The alternative exit to the left at the the top of this climb does not have fixed anchors. If you do the move over the roof (alternative exit) one would have to belay a second climber from above to clean the gear. After hanging on the last bolt on the roof I decided to downclimb, unclip and move to the anchors on Sunshine Daydream. this is where I realized that there are chains to the the left of Sunshine Daydream that are apparently for Pleasant Dreams. If you want to climb to this set of chains do not move to the bolt on the overhang, instead move up right towards Sunshine Daydream. Expect a lot of rope drag. Overall the climbing was not all that enjoyable.
By SHOPE
From: Tacoma, WA
Feb 8, 2013
rating: 5.9 5c 17 VI 17 HVS 5a PG13

I had a similar experience to jack. After completing the moves to the left I found that the best way to clean the route was to pull the entire rope up and rappel from the chains on the right. This made it necessary to swing far to the left to clean. I would not Belay someone from the top of the left option personally.

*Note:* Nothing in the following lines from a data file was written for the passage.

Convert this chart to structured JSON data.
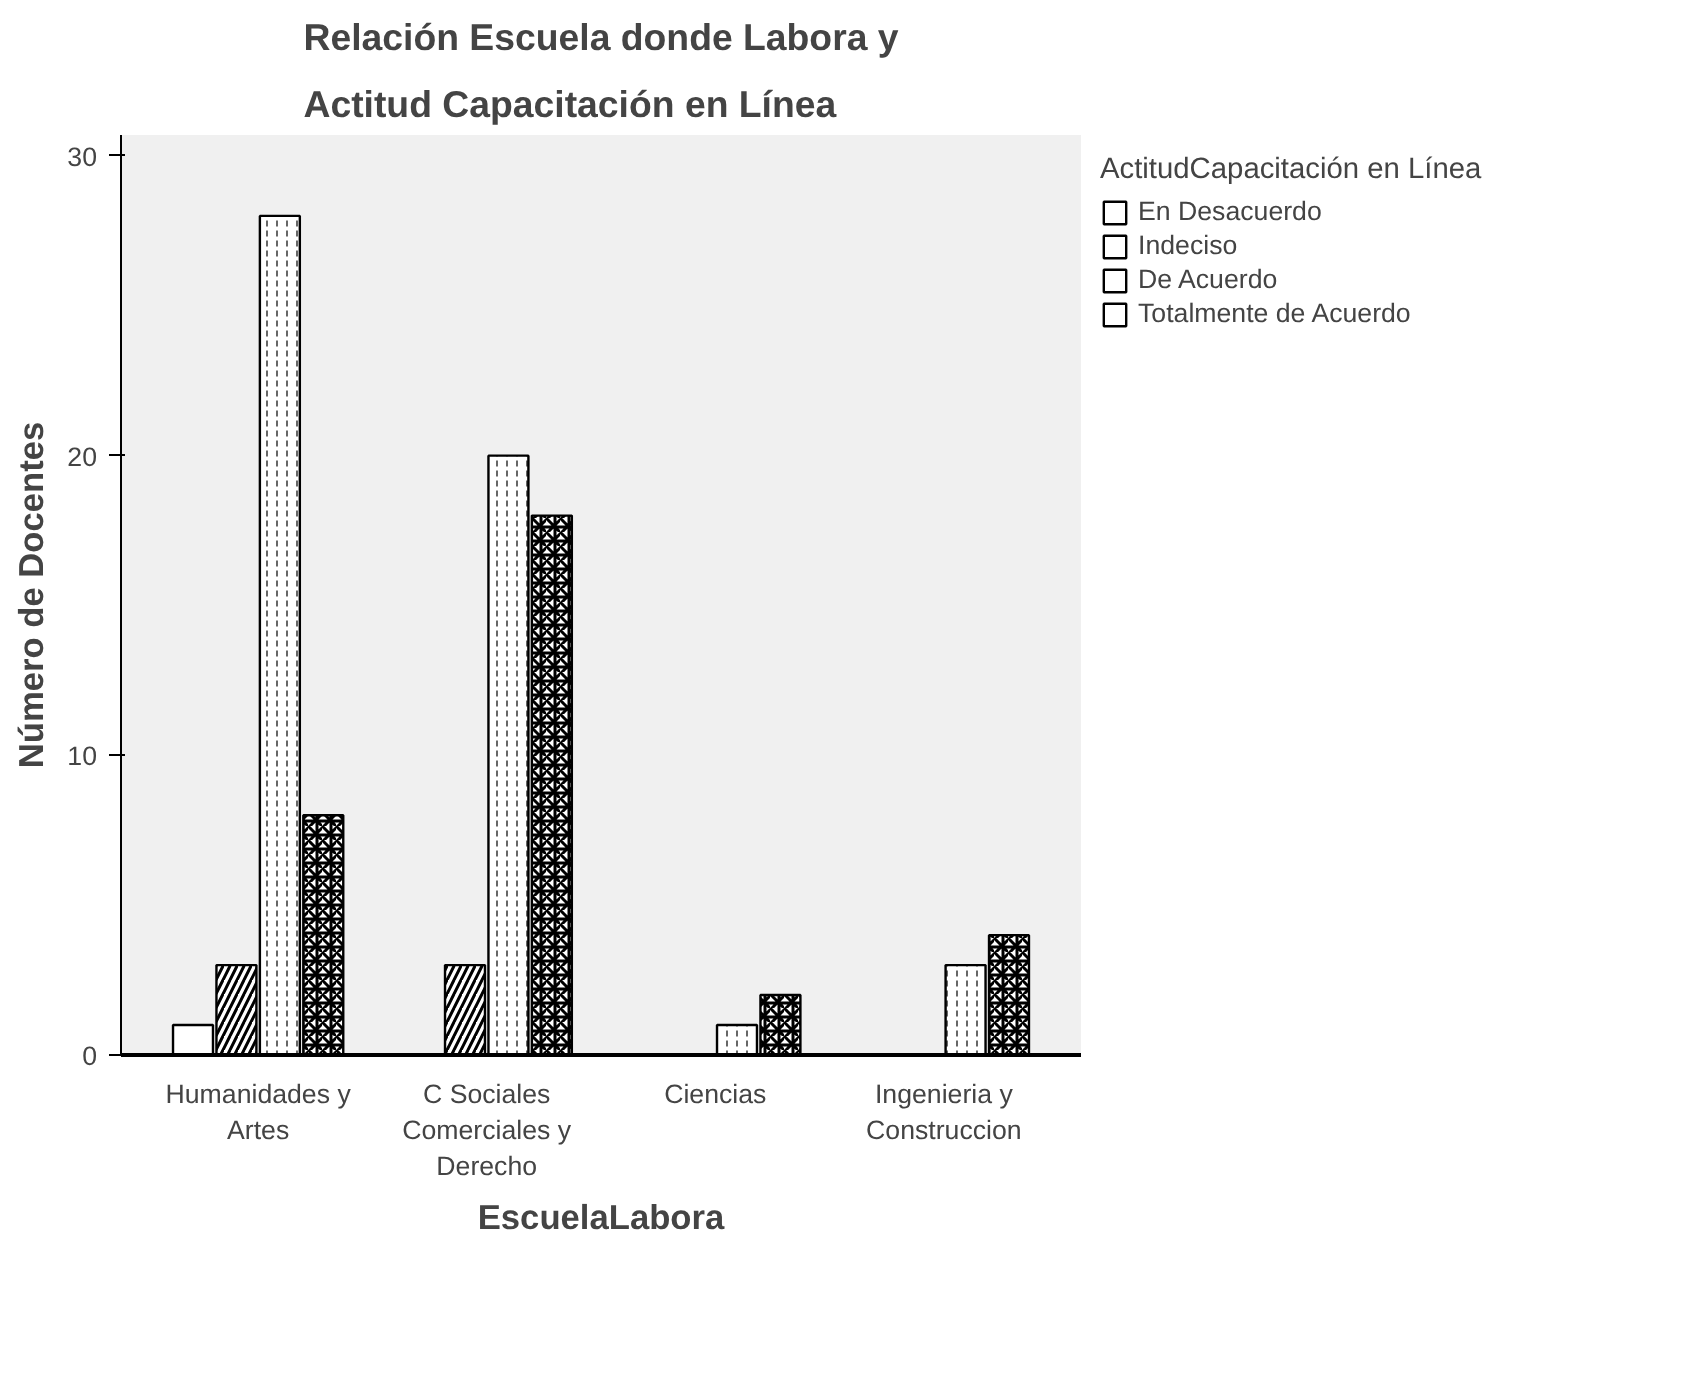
{
  "chart_data": {
    "type": "bar",
    "title": "Relación Escuela donde Labora y Actitud Capacitación en Línea",
    "xlabel": "EscuelaLabora",
    "ylabel": "Número de Docentes",
    "legend_title": "ActitudCapacitación en Línea",
    "categories": [
      "Humanidades y Artes",
      "C Sociales Comerciales y Derecho",
      "Ciencias",
      "Ingenieria y Construccion"
    ],
    "series": [
      {
        "name": "En Desacuerdo",
        "color": "#ffffff",
        "values": [
          1,
          null,
          null,
          null
        ]
      },
      {
        "name": "Indeciso",
        "color": "#ffffff",
        "values": [
          3,
          3,
          null,
          null
        ]
      },
      {
        "name": "De Acuerdo",
        "color": "#ffffff",
        "values": [
          28,
          20,
          1,
          3
        ]
      },
      {
        "name": "Totalmente de Acuerdo",
        "color": "#ffffff",
        "values": [
          8,
          18,
          2,
          4
        ]
      }
    ],
    "ylim": [
      0,
      30.7
    ],
    "yticks": [
      0,
      10,
      20,
      30
    ],
    "grid": false,
    "legend": "top right"
  }
}
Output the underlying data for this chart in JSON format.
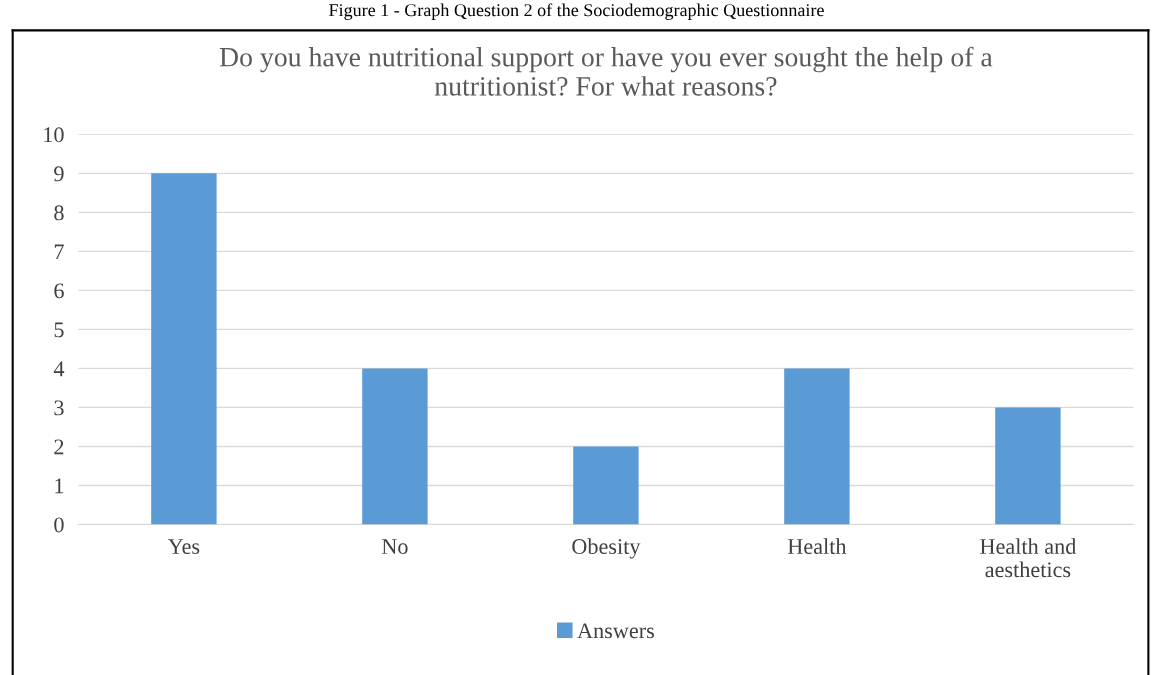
{
  "chart_data": {
    "type": "bar",
    "title": "Do you have nutritional support or have you ever sought the help of a\nnutritionist? For what reasons?",
    "annotations": [
      "Figure 1 - Graph Question 2 of the Sociodemographic Questionnaire"
    ],
    "categories": [
      "Yes",
      "No",
      "Obesity",
      "Health",
      "Health and\naesthetics"
    ],
    "series": [
      {
        "name": "Answers",
        "color": "#5b9bd5",
        "values": [
          9,
          4,
          2,
          4,
          3
        ]
      }
    ],
    "ylim": [
      0,
      10
    ],
    "yticks": [
      0,
      1,
      2,
      3,
      4,
      5,
      6,
      7,
      8,
      9,
      10
    ],
    "grid": "y",
    "legend": "bottom"
  }
}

It is best to finish to the right.

However, it is very fun, but also scary and tedious to finish to the left. Otherwise it isn't worth leading to the right. Just climb the short version.
By Paul Zander
From: Flagstaff, AZ
Sep 5, 2013
rating: 5.9+ 5c 17 VI 17 E1 5a

In my opinion it would make much more sense to have the anchors for this climb over the left exit. It is more direct and more fun.
By Elias
From: Flagstaff, AZ
Mar 16, 2014
rating: 5.9+ 5c 17 VI 17 E1 5a

When wanting to exit on the left to pull the roof one can use the long chains from "Not Your Average Joe" on the back of the tower to set up a top-belay. Another note, the roof is well protected with a bolt at the lip, and the roof has very positive holds & good feet.
By Christopher Parke
From: Flagstaff, Arizona
Jun 21, 2014

A sub-par route with a lot of ledges. Crux is before the first set of chains, before you even start on the tower. Felt and looked chossy but everything seems to hold decently. Who knows for how long, though. The combination of ledges and chossy holds make this one a little bit sketchy. I exited to the right, although there was a definite exit to the left and there are even holds to make coming right over the roof a possible option as well it seemed. I would've tried the roof if I saw a bolt on it, didn't feel like committing. There are better routes at the pit but this is still worth trying if you haven't.